Today I caught the matinée show of ‘The Play That Goes Wrong‘ a brilliantly slap-stick comedy production, currently being staged at the Duchess Theatre in London’s West End. Offering a “play within a play” this play revolves around a disastrously comical (or should I say comically disastrous?) production of ‘A Murder at Haversham Manor’, being staged by the rather amusing (and so familiarly) amateurish the theatre troupe of the ‘Cornley Polytechnic’.
As a warm-up to the show, cast members, playing the crew, ran about the stage and bar area frantically trying to get the stage ready for the “grand opening” (a nervous energy I remember all too well from having staged a number of college performances). And while, running some 15 minutes, it may seem to drag on a bit, this little warm up was a great way to get the crowd ready for the antics and laughs soon to come.
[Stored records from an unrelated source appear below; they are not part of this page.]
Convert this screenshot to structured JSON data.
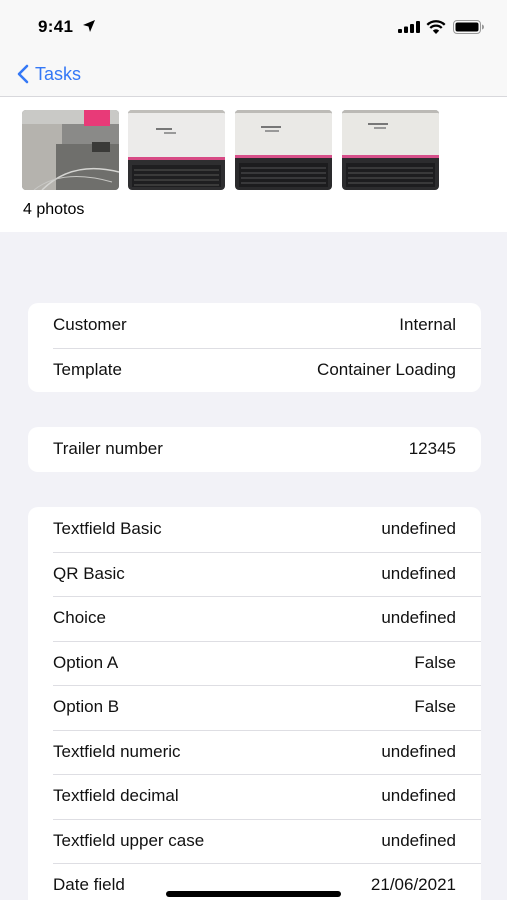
{
  "status": {
    "time": "9:41"
  },
  "nav": {
    "back_label": "Tasks"
  },
  "photos": {
    "count_label": "4 photos"
  },
  "summary": [
    {
      "label": "Customer",
      "value": "Internal"
    },
    {
      "label": "Template",
      "value": "Container Loading"
    }
  ],
  "trailer": [
    {
      "label": "Trailer number",
      "value": "12345"
    }
  ],
  "fields": [
    {
      "label": "Textfield Basic",
      "value": "undefined"
    },
    {
      "label": "QR Basic",
      "value": "undefined"
    },
    {
      "label": "Choice",
      "value": "undefined"
    },
    {
      "label": "Option A",
      "value": "False"
    },
    {
      "label": "Option B",
      "value": "False"
    },
    {
      "label": "Textfield numeric",
      "value": "undefined"
    },
    {
      "label": "Textfield decimal",
      "value": "undefined"
    },
    {
      "label": "Textfield upper case",
      "value": "undefined"
    },
    {
      "label": "Date field",
      "value": "21/06/2021"
    }
  ],
  "colors": {
    "accent": "#3478f6",
    "background": "#f2f2f7"
  }
}
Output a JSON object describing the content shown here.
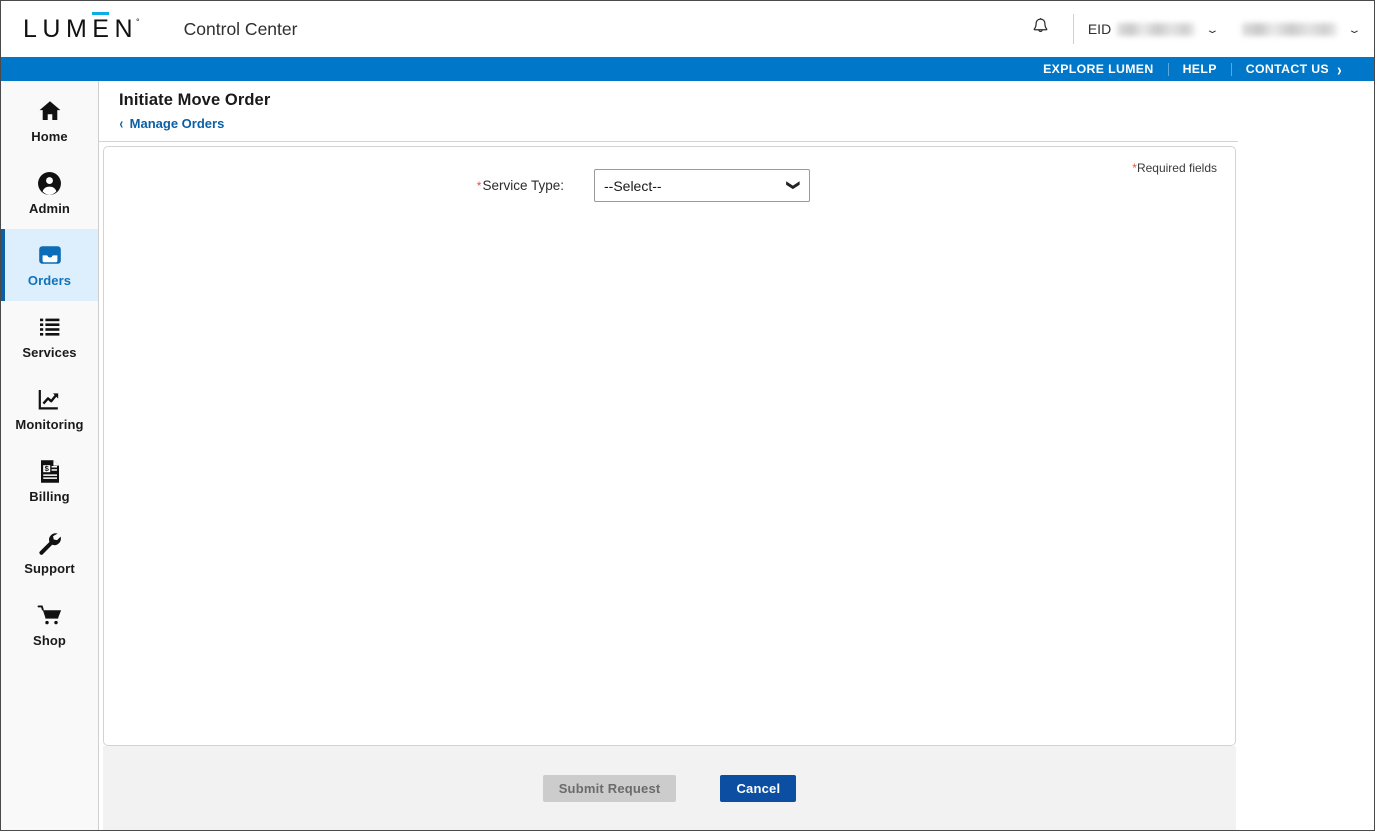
{
  "brand": {
    "logo_part1": "LUM",
    "logo_letter_e": "E",
    "logo_part2": "N",
    "logo_registered": "°",
    "accent_color": "#0aaee6"
  },
  "header": {
    "app_title": "Control Center",
    "bell_icon": "bell-icon",
    "eid_label": "EID",
    "eid_value_masked": "",
    "account_value_masked": "",
    "eid_chevron": "⌄",
    "account_chevron": "⌄"
  },
  "utility_nav": {
    "background_color": "#0077c8",
    "items": [
      {
        "label": "EXPLORE LUMEN"
      },
      {
        "label": "HELP"
      },
      {
        "label": "CONTACT US",
        "arrow": "›"
      }
    ]
  },
  "sidebar": {
    "active_background": "#ddeffc",
    "active_accent": "#0b5fa5",
    "items": [
      {
        "label": "Home",
        "icon": "home-icon",
        "active": false
      },
      {
        "label": "Admin",
        "icon": "user-circle-icon",
        "active": false
      },
      {
        "label": "Orders",
        "icon": "inbox-tray-icon",
        "active": true
      },
      {
        "label": "Services",
        "icon": "list-icon",
        "active": false
      },
      {
        "label": "Monitoring",
        "icon": "chart-trend-icon",
        "active": false
      },
      {
        "label": "Billing",
        "icon": "invoice-dollar-icon",
        "active": false
      },
      {
        "label": "Support",
        "icon": "wrench-icon",
        "active": false
      },
      {
        "label": "Shop",
        "icon": "shopping-cart-icon",
        "active": false
      }
    ]
  },
  "page": {
    "title": "Initiate Move Order",
    "back_link": "Manage Orders",
    "back_chevron": "‹"
  },
  "form": {
    "required_note": "Required fields",
    "required_marker": "*",
    "fields": [
      {
        "label": "Service Type:",
        "required": true,
        "type": "select",
        "value": "--Select--",
        "options": [
          "--Select--"
        ]
      }
    ]
  },
  "footer": {
    "submit_label": "Submit Request",
    "submit_disabled": true,
    "cancel_label": "Cancel",
    "cancel_color": "#0b4ea2"
  }
}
Once the show within the show started the audience was witness to exactly what you would expect from a play that seemed to prescribe, almost ruthlessly, to Murphy’s Law – everything that could go wrong, did! Hammy actors who couldn’t seem to help but smile awkwardly at receiving applause; missing and/or misplaced props; missed cues and forgotten lines; faulty lighting and music effects; and a stage that was literally falling apart at the seams – everything from a Director’s worst nightmare. And hands off to the actor played said Director (Henry Shields), because he really looked like a poor sod on the verge of a total nervous breakdown as his stage broke down around him. I would say that he, and the man who played Mr. Collimore (Henry Lewis) were the best of the lot. The former for his nervous demeanor and frantic expressions and the latter for his booming voice, which made everything sound so hilariously over the top dramatic (Good lord, I needed that!)
While it may not be the dry english wit many are familiar with, this delightfully silly comedy is just packed, with lots of laughs, a few rather extraordinary surprises (seriously I actually jumped in my seat once or twice) and actors who are so good at being bad that you will be on the edge of your seat with side-splitting laughter, whether you’re a teenager like the chap to my left or a pensioner like the last to my right.
If you have the chance, do go see this play. The Duchess Theatre is a small intimate theatre, where any seat will offer a decent view. And the show will only set you back about 20 quid.
It opens with a whimper, but ends with a bang… And of course it isn’t over till even the chandelier comes down!